In fact, if certainty is the standard, as though we could "see" these things, where is left room for faith? Certainty seems to have become so much of what we think is associated with "vision" that we even suggest that people just "have faith" in the same way. Therefore popular understandings of faith will tolerate no uncertainty. To entertain doubts about what is popularly believed is to "lose one's faith." In circles where faith is highly valued, the one with any doubts may find themselves in a silent minority. In essence, they must remain "in the closet," keeping their doubts to themselves. Otherwise, their faith will not be considered strong enough to receive that coveted of all titles within the fellowship: "edifying."
But over time, I've come to care less and less about whether I deserve the coveted "positive person" statue, and instead if I'm truly wrestling with matters of faith and doubt as I should. Oh this by no means excuses someone to suck the life out of the room when they enter. There's no reason to suddenly become a spiritual "Eeyore;" however, neither should one feel the need to artificially become the "Tigger" of the church either. Honesty with one's self is a vital component to honesty with one's God. Which leads me to my frequent maxim of faith:
Say what you know... not what you don't know.

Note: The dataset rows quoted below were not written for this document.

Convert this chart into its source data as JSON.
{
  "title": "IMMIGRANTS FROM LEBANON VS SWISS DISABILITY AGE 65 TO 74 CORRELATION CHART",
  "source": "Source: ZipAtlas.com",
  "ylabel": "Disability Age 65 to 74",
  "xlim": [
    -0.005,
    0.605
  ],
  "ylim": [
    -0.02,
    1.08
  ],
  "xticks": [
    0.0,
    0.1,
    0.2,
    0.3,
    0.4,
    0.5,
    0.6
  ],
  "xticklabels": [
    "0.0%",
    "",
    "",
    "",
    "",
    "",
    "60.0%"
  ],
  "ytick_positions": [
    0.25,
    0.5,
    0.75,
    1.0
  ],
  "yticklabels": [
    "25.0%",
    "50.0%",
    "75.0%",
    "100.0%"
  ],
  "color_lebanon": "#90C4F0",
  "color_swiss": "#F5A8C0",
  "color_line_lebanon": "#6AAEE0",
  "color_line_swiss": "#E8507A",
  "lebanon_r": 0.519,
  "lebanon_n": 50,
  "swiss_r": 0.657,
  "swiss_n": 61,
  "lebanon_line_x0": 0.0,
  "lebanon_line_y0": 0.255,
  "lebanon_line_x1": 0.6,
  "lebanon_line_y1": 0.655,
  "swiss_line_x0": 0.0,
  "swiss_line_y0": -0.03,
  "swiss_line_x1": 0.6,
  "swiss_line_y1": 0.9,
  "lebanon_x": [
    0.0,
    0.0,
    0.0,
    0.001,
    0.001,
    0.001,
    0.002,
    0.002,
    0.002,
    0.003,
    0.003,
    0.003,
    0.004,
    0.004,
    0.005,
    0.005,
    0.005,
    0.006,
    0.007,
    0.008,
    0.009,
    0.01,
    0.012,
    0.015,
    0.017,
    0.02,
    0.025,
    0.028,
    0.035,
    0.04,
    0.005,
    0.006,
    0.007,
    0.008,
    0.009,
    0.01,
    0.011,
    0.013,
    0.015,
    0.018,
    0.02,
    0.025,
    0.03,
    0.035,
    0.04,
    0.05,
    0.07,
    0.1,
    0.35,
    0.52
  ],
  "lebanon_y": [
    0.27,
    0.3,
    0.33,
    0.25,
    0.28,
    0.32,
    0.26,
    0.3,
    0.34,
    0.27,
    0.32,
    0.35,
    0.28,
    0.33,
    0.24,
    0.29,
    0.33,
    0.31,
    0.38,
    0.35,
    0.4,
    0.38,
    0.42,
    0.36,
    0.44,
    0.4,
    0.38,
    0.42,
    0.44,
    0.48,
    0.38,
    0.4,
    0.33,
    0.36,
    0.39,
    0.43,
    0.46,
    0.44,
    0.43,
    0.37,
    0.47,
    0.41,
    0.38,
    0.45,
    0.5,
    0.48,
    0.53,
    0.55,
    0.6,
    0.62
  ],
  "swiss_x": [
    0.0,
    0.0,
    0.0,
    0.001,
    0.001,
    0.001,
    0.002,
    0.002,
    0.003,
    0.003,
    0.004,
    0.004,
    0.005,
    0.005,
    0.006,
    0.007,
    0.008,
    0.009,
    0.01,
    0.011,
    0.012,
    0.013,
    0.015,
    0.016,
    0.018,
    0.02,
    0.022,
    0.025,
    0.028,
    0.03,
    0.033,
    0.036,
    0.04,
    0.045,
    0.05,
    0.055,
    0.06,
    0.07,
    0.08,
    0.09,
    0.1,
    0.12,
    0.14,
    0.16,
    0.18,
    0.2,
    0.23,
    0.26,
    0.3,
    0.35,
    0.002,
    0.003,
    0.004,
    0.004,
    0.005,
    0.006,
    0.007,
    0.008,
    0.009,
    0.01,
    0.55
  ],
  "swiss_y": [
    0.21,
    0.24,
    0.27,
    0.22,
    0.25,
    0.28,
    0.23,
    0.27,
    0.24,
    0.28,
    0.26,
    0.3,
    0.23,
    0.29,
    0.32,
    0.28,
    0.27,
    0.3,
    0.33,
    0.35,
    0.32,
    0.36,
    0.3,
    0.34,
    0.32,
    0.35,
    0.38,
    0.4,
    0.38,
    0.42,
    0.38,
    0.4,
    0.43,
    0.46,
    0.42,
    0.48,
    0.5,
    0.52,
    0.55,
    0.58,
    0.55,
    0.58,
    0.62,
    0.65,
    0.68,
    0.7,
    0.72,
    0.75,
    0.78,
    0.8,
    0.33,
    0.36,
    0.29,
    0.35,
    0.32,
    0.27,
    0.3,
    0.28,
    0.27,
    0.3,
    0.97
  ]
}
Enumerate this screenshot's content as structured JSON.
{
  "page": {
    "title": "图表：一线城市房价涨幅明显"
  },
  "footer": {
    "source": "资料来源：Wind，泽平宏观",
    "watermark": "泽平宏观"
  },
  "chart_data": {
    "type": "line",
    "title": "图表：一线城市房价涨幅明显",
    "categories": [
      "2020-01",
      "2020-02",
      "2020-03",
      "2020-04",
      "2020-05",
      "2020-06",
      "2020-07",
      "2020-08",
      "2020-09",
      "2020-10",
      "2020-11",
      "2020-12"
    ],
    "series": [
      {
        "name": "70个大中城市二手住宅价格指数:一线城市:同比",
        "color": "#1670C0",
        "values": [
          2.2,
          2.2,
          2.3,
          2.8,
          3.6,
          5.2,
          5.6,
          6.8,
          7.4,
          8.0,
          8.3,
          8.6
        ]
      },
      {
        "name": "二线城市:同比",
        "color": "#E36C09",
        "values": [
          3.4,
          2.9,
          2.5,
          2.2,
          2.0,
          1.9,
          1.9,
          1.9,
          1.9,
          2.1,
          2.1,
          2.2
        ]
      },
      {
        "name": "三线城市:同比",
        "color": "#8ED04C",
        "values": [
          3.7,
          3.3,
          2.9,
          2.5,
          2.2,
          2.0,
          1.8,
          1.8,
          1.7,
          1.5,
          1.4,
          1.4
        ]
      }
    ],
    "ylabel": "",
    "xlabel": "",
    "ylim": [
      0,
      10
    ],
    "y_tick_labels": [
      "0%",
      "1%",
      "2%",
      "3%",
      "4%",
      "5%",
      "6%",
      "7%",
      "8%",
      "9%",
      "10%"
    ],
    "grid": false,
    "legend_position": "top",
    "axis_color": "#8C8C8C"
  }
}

The list of faith assertions I'm prepared to declare with great confidence has shrunk over time. I now assert fewer propositions, but assert them more strongly. By extension though, things that do not "make the cut," I've become more comfortable with saying, "I don't know... and neither do you." So many subjective assumptions become "received dogma" simply but the frequency of popular use. The everyday phrases thrown out regarding God's "will," God's "call" and God's "plan" all typically come from superstition more than Holy Scripture.
I'm prepared to assert a few things that I "know" (which are more likely than not found in the ancient Creeds), but I won't assert things that I don't "know."
---"You know this is God's will for you, don't you?".... No, I don't "know" that. I'm playing it by ear, hopefully with wisdom - which Scriptures say I should ask for.
---"You know that God has 'called' you to this, don't you?".... No, I don't "know" that. I'm remaining available to be used by the Church according to my skills, abilities and gifts that they perceive a need for.
---"You know that God has a 'plan' for your life, don't you?"....Perhaps, but since he has not revealed that "plan," it's fruitless to obsess over discovering it.
My doubts do not threaten my faith, they just corral it, clarify it, help me assert only reliable things. Please don't be upset if you hear me express doubts, even sharply in the face of adversity. I'm not punting faith, just trying to maintain a faith that won't look silly to me a few minutes later after I've regained the lucid ability to seriously think about what I just said. At those moments, I'd want to slap my forehead and think, "You dork. You don't know that at all. Why did you say it?" That's actually when a strong faith can emerge that, by it's nature, is really "faith;" not the grasping for certainty we often entertain that does not like that there are some things we "do not see."